Re: [PATCH v2 06/18] xen/pvcalls: handle commands from the frontend
From: Stefano Stabellini
Date: Fri Jun 02 2017 - 14:21:18 EST
On Fri, 26 May 2017, Boris Ostrovsky wrote:
> On 05/19/2017 07:22 PM, Stefano Stabellini wrote:
> > +
> > static void pvcalls_back_work(struct work_struct *work)
> > {
> > + struct pvcalls_back_priv *priv = container_of(work,
> > + struct pvcalls_back_priv, register_work);
> > + int notify, notify_all = 0, more = 1;
> > + struct xen_pvcalls_request req;
> > + struct xenbus_device *dev = priv->dev;
> > +
> > + atomic_set(&priv->work, 1);
> > +
> > + while (more || !atomic_dec_and_test(&priv->work)) {
> > + while (RING_HAS_UNCONSUMED_REQUESTS(&priv->ring)) {
> > + RING_COPY_REQUEST(&priv->ring,
> > + priv->ring.req_cons++,
> > + &req);
> > +
> > + if (!pvcalls_back_handle_cmd(dev, &req)) {
> > + RING_PUSH_RESPONSES_AND_CHECK_NOTIFY(
> > + &priv->ring, notify);
> > + notify_all += notify;
> > + }
> > + }
> > +
> > + if (notify_all)
> > + notify_remote_via_irq(priv->irq);
> > +
> > + RING_FINAL_CHECK_FOR_REQUESTS(&priv->ring, more);
> > + }
> > }
> >
> > static irqreturn_t pvcalls_back_event(int irq, void *dev_id)
> > {
> > + struct xenbus_device *dev = dev_id;
> > + struct pvcalls_back_priv *priv = NULL;
> > +
> > + if (dev == NULL)
> > + return IRQ_HANDLED;
> > +
> > + priv = dev_get_drvdata(&dev->dev);
> > + if (priv == NULL)
> > + return IRQ_HANDLED;
> > +
> > + atomic_inc(&priv->work);
>
> I will paste you response here from v1 --- I thought I understood it and
> now I don't anymore.
>
> >>
> >> Is this really needed? We have a new entry on the ring, so the outer
> loop in
> >> pvcalls_back_work() will pick this up (by setting 'more').
> >
> > This is to avoid race conditions. A notification could be delivered
> > after RING_FINAL_CHECK_FOR_REQUESTS is called, returning more == 0, but
> > before pvcalls_back_work completes. In that case, without priv->work,
> > pvcalls_back_work wouldn't be rescheduled because it is still running
> > and the work would be left undone.
>
>
> How is this different from the case when new work comes after the outer
> loop is done but we still haven't returned from pvcalls_back_work()?

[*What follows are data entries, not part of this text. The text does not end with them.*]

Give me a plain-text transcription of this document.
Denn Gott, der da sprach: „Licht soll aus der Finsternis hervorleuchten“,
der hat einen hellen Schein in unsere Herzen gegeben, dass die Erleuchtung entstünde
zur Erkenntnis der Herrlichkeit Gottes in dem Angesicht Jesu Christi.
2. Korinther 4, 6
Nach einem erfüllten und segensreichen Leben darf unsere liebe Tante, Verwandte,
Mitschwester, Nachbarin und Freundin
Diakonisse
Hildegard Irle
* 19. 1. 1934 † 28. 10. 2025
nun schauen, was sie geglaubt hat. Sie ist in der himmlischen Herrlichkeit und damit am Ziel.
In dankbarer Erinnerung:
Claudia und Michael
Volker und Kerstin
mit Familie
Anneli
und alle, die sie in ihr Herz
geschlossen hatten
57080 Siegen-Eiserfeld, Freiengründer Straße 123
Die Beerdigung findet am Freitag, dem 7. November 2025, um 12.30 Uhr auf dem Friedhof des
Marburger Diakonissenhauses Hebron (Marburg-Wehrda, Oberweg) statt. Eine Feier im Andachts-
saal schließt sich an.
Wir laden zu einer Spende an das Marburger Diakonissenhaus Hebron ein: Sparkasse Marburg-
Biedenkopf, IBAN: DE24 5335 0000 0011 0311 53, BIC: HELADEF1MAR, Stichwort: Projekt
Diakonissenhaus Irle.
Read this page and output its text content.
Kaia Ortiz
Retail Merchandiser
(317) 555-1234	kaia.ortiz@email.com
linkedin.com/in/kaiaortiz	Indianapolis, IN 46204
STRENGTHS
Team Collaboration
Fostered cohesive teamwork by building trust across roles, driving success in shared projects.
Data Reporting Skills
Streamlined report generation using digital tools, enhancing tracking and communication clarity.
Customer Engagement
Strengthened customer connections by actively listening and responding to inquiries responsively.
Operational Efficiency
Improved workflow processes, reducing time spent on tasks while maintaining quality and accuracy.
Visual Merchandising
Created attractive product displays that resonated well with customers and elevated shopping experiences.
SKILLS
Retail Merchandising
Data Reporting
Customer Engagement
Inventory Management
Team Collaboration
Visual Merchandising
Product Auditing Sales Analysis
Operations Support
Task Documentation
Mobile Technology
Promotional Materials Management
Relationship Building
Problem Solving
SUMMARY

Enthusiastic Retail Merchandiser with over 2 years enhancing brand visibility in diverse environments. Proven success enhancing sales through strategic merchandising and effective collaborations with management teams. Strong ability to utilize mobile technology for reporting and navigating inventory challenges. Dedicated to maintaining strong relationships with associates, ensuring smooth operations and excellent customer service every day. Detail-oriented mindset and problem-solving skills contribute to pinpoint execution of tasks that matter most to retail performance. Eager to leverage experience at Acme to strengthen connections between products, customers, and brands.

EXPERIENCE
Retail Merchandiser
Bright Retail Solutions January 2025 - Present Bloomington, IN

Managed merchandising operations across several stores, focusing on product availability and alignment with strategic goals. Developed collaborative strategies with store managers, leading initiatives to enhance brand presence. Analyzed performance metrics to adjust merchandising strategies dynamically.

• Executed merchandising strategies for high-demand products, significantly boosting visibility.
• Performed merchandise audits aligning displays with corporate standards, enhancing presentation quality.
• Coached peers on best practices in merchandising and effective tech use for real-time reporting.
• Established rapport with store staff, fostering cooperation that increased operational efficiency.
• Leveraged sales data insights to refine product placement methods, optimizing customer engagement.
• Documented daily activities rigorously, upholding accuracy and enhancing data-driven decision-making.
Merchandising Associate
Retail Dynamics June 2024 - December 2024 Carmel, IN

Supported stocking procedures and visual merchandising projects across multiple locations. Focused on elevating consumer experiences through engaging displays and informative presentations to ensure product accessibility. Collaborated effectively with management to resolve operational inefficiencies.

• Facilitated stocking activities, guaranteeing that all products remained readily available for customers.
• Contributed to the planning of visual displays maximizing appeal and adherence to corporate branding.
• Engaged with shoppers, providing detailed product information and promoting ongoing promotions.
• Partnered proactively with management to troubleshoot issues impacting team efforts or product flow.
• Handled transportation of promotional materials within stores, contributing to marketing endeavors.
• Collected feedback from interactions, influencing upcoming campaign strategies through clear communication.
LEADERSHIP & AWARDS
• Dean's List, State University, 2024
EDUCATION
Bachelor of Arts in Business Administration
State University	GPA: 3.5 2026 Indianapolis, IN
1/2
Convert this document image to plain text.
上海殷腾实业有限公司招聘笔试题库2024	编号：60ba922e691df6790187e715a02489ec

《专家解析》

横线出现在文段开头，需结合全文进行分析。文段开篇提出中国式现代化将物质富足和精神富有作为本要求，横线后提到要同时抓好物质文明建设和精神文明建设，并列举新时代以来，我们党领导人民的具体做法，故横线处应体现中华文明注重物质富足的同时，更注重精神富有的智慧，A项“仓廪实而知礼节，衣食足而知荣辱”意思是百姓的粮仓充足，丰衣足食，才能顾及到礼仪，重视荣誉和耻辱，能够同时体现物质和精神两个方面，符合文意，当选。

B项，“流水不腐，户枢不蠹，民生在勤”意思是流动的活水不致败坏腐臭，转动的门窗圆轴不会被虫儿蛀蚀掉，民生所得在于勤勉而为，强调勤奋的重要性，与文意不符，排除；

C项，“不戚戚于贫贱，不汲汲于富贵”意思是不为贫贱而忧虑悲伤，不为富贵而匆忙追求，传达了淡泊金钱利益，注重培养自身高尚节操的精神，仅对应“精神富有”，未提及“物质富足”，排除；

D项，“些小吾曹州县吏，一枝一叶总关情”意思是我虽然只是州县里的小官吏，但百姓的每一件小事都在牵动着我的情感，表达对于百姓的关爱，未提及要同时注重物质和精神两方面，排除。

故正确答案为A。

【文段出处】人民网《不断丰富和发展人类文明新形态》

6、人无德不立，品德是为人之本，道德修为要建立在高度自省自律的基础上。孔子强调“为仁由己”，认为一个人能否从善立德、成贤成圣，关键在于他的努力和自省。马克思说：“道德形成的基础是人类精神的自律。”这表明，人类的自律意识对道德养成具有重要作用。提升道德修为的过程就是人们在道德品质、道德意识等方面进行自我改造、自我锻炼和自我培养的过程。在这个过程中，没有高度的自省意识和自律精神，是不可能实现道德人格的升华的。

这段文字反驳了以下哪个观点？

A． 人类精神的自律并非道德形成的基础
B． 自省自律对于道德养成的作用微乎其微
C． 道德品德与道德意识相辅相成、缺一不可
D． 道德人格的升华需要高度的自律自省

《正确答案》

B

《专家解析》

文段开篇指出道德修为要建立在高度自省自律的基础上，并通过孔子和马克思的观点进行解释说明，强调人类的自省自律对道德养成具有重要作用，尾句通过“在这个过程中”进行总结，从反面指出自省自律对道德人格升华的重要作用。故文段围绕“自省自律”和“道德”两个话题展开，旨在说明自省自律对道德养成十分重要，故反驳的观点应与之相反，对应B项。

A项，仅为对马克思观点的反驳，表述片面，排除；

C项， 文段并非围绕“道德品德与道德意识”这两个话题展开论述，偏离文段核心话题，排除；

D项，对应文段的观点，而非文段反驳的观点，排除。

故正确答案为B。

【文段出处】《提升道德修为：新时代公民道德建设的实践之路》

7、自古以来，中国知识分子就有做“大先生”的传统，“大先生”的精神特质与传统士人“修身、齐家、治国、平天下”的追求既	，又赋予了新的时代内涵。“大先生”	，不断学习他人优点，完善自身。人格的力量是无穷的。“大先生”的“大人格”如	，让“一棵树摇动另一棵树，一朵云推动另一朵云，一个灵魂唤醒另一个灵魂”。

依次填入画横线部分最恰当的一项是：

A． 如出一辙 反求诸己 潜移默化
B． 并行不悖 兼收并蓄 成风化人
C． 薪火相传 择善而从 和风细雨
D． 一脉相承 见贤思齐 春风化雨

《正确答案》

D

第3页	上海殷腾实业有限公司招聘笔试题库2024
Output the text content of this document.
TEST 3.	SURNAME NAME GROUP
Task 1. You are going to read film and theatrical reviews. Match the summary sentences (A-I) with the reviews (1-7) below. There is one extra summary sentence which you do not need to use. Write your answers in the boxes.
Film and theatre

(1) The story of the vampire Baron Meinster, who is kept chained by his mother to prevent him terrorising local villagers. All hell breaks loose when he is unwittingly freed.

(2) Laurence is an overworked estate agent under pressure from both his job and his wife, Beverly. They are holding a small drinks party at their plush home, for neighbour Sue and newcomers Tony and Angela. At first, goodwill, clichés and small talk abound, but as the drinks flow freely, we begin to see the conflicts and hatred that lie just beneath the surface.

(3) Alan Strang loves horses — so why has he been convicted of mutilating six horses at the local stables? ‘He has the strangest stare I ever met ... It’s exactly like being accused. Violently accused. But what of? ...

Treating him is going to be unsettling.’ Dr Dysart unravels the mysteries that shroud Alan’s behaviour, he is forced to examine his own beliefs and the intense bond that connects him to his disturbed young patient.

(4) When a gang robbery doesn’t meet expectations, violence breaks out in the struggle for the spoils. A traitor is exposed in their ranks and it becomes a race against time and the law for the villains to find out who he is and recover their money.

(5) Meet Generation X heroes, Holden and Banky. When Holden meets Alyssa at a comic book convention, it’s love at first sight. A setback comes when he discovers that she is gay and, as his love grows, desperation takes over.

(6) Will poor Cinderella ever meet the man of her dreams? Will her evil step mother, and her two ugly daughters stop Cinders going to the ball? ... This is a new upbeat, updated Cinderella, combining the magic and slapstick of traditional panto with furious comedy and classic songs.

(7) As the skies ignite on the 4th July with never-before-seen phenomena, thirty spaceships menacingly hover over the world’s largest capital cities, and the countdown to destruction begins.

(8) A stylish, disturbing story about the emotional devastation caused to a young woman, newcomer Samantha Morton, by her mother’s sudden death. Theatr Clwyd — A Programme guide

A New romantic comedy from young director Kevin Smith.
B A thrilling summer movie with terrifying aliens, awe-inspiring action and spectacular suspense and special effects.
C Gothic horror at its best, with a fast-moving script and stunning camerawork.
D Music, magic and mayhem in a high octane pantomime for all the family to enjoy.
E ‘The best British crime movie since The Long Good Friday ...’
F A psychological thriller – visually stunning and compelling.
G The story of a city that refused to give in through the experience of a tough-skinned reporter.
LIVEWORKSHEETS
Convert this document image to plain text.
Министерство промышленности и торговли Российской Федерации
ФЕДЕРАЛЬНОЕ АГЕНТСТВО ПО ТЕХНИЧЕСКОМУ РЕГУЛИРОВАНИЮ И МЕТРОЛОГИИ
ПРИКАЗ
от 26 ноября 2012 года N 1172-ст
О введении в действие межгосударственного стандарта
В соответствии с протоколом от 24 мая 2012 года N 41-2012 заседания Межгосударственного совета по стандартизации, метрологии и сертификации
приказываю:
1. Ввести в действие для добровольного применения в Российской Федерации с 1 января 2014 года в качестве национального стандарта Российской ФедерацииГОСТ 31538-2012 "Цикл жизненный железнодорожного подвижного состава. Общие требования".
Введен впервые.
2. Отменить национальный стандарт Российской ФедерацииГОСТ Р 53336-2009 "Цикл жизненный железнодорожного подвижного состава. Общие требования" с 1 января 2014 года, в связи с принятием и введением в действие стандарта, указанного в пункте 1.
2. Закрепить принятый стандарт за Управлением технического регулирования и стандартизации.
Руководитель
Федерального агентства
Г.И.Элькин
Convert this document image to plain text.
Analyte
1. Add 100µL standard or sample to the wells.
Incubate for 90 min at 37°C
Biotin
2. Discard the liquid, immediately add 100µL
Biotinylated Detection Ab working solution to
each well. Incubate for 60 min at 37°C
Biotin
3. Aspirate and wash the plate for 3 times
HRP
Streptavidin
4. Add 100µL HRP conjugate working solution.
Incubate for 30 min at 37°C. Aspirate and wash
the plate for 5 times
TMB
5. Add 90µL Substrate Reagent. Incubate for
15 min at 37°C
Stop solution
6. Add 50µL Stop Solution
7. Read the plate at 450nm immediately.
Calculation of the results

It is the same case. In fact, looking at it more closely, I think that
priv->work in its current form makes it more unlikely to happen, but
doesn't prevent it completely :-(
Given that I have been trying to reproduce the race in many ways but
always failed so far, I think this race is only theoretical. I have
removed the priv->work construct, and added a in-code comment about the
race.
> > + queue_work(priv->wq, &priv->register_work);
> > +
> > return IRQ_HANDLED;
> > }